İki göl için daha tehlike çanları
Mert İnan – Türkiye’nin kıymetli tabiat varlıklarından biri olan ve Bursa hudutlarında bulunan Uluabat Gölü’ndeki kirlilik sorunu her geçen yıl …
Mert İnan – Türkiye’nin kıymetli tabiat varlıklarından biri olan ve Bursa hudutlarında bulunan Uluabat Gölü’ndeki kirlilik sorunu her geçen yıl artıyor. Evsel ve sanayi atıklarıyla kirlenen Mustafakemalpaşa (Kirmastı) Çayı’nın beslediği göl, alg patlaması nedeniyle yeşile döndü. Global iklim değişikliğinin neden olduğu sıcaklık artışı ve kuraklıktan nasibini alan Uluabat Gölü, çok su tüketimi nedeniyle de adeta kuruma tehlikesi altında. Su derinliğinin 1 metrenin altına indiğini ve durumun tasa verici hale dönüştüğünü lisana getiren Gölkıyı Köyü Muhtarı Nevzat Yalçın, gölün geldiği durumu özetledi:
“Bu yıl çok sıcaklık artışı ve kuraklığa bağlı olarak kirlilik önemli artış gösterdi. Gölümüz, evvelden de bu mevsimde yeşile bürünürdü fakat bu sefer durum hakikaten tasa verici. Şimdi toplu balık vefatları olmadı lakin kirlilik ve alg sorunu devam ederse, sudaki canlı ömrü da tehlikeye girer. Hepimizi rahatsız eden koku sorunu da kelam konusu. Neredeyse 4 aydan fazla müddettir gerçek düzgün yağmur düşmüş değil. Gölden çektiğimiz suyu tarlalarda kullanıyoruz lakin kuraklık devam ederse önümüzdeki yıllarda Uluabat’ın suyu tükenir. Geçen yıla kıyasla 1 metre daha fazla su çekildiğini görüyoruz.”
‘ATIKLAR DEŞARJ EDİLİYOR’
Uluabat Köyü Muhtarı Şevket Aşnı da Uluabat Gölü’nün berraklığını kaybettiğini söyleyerek, ellerini yıkadıkları Uluabat’ın son halini anlattı:
“Yakınlardaki birtakım fabrika ve işletmelerden çıkan atıklar itinasız Uluabat’a deşarj ediliyor. Evvelce içme suyunu gölden temin ederken, artık elimizi bile yıkamaz olduk.

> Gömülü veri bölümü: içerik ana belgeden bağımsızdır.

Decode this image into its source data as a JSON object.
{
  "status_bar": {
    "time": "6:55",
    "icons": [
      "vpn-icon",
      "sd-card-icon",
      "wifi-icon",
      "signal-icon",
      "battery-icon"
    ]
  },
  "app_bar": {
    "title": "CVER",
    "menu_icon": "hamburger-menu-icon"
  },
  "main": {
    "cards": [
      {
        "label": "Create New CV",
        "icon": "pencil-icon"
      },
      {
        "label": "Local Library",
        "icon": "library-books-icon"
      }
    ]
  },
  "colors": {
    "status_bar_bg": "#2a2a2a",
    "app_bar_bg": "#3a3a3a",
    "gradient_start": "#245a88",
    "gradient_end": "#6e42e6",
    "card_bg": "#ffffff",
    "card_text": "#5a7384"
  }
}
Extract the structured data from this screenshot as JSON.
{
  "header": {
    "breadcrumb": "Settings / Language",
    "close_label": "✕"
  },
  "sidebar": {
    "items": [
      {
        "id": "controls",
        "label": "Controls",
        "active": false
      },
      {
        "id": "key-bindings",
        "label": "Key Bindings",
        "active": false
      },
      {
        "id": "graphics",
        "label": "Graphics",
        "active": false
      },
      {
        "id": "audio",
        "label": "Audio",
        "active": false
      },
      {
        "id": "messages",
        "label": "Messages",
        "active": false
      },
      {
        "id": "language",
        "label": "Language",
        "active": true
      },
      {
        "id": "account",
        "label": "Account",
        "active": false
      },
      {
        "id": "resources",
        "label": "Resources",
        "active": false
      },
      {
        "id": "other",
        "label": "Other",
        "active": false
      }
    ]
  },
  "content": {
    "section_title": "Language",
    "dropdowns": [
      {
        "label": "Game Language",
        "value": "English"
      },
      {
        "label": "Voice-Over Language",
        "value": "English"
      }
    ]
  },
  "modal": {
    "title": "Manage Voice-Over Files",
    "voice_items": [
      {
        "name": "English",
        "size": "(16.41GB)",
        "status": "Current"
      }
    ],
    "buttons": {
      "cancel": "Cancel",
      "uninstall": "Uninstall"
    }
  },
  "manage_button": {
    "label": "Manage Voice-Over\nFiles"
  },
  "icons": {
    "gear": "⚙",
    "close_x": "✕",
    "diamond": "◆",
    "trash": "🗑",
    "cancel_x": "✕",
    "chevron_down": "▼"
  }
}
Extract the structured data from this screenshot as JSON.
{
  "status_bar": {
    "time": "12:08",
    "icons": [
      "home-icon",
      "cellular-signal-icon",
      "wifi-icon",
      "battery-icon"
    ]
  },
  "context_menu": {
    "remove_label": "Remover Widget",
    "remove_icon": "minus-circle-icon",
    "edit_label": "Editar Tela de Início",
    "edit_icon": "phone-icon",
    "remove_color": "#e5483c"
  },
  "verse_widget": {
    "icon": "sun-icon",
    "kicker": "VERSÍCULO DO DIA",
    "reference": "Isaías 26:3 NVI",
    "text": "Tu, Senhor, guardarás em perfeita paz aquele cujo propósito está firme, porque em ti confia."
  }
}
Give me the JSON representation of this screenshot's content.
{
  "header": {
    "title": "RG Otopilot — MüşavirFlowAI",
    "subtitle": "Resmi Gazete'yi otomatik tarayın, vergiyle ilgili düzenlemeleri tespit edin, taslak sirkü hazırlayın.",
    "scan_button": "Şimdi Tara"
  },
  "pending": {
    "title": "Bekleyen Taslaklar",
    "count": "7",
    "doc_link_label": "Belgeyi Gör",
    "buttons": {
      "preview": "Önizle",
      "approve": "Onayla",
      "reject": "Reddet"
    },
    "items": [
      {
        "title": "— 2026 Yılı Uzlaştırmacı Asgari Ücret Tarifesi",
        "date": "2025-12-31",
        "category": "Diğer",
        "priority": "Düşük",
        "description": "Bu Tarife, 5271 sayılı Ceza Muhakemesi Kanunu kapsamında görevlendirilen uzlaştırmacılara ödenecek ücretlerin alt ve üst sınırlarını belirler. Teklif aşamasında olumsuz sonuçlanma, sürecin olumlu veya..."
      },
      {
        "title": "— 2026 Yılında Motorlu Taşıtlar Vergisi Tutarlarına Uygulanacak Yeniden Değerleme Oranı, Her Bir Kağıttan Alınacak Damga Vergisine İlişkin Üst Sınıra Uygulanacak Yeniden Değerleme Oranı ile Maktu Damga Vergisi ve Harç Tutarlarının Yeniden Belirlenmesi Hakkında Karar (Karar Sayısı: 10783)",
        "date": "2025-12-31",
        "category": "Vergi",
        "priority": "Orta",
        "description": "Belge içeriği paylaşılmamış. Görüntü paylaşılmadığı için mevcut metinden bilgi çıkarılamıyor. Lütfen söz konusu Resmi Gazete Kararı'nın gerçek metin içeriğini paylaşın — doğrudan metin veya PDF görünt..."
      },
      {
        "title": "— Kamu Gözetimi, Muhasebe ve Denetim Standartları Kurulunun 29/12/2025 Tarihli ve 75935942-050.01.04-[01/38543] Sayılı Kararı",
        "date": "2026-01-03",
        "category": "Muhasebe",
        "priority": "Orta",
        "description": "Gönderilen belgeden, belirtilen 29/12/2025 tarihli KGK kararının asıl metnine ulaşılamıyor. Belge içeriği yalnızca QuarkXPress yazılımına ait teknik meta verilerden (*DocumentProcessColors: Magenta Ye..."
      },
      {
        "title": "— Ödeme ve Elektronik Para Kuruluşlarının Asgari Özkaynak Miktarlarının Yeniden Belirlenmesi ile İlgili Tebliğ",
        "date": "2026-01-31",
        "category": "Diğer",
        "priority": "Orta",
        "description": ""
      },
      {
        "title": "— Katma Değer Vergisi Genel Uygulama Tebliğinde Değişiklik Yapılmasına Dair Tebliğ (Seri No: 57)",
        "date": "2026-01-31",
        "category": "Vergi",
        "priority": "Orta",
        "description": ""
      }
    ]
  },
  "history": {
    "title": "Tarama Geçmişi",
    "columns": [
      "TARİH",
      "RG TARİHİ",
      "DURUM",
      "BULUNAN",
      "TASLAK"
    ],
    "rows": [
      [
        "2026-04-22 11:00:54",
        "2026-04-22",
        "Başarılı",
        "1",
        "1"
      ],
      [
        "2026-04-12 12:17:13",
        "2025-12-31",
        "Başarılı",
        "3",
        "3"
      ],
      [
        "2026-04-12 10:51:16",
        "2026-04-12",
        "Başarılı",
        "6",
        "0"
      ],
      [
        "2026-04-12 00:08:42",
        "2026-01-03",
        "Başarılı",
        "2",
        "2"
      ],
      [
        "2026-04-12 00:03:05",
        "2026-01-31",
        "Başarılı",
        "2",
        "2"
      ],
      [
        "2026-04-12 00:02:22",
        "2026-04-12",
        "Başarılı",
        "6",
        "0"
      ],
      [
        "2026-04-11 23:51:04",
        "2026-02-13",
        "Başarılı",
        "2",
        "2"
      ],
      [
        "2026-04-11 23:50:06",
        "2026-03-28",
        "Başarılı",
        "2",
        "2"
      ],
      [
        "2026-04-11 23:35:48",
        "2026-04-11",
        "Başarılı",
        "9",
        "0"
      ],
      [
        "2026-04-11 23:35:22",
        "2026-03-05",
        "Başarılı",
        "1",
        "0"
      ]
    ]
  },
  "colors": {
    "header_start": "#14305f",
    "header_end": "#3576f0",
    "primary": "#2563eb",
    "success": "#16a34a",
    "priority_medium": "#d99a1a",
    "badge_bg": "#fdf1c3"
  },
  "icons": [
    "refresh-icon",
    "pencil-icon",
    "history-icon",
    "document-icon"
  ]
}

Gölden ziraî sulama için önemli ölçüde su çekiliyor. Gölü besleyen derelerden pis su geliyor. Susurluk şeker fabrikalarının atık suyu bile göle akıyor. Arıtma tesislerinin olduğu söyleniyor fakat kimi işletmeler 3 gün çalıştırıp sonrasında maliyetten kısmak için arıtmayı kapattığını duyuyoruz. Köylü durumdan rahatsız. Etraf ve Şehircilik Vilayet Müdürlüğü’nden gelip numune alsalar da bu numuneler kirli yerden eğil de gölün daha pak kısımlarından alınıyor.”
‘TÜKENİŞ İNSAN KAYNAKLI’
Bursa Uludağ Üniversitesi Fen Edebiyat Fakültesi Biyoloji Kısmı Öğretim Üyesi Doç. Dr. Nurhayat Dalkıran ise Uluabat’a azot ve fosfor girdisinin fazla olduğunu bunun da alglerin çoğalmasına neden olduğunu belirtirken, “Uluabat sığ ve ötrofik bir göl. Su kaynağı azot ve fosforla fazlaca besleniyor. Azot ve fosfor girdisi büsbütün insan kaynaklı. Doğal süreç insan eliyle bozulmuş duruma geldi. Ekosistem bozulunca doğal istikrar de bozuluyor. Marmara Denizi için tahlil neyse Uluabat için de tahlil birebirdir. Bölgedeki artıma tesisleri kimyasal artıma yapıyor halbuki, ileri biyolojik arıtma tesisleri gerekiyor. Tedbir alınmazsa önümüzdeki günlerde toplu balık vefatları bile görülebilir. Bu nedenle nizamlı olarak su kalite ölçümleri yapılarak önemli tedbirler alınması şart” dedi.
‘SUYU SANAYİ ÇEKİYOR’
Uludağ Üniversitesi Ziraat Fakültesi Toprak Bilimi ve Bitki Besleme Bölümü’nden Prof. Dr. Ertuğrul Aksoy, Uluabat Gölü’nün suya en çok muhtaçlık duyduğu yaz periyodunda gölden su çekiminin durdurulması gerektiğini belirterek, risklere dikkat çekti:
“Bölgede Batı OSB dediğimiz dokumacılık ve boya endüstrinin olduğu tesisiler için yılda 14 milyon metreküp su gerektiği gündeme gelmişti. Bu muhtaçlığı karşılamak için de Uluabat’tan su çekildiğini biliyoruz. Zati sığ bir göl olan Uluabat’taki derinlik 1 metrenin altına inmiş durumda. Uluabat Gölüne sanayi ve evsel kirlilik yükü gelmeye devam ediyor. Fosfor ve azot yükünün artması, suyun azalması doğal sistemi bozduğu üzere önemli risk ve kirliliğe neden oluyor.”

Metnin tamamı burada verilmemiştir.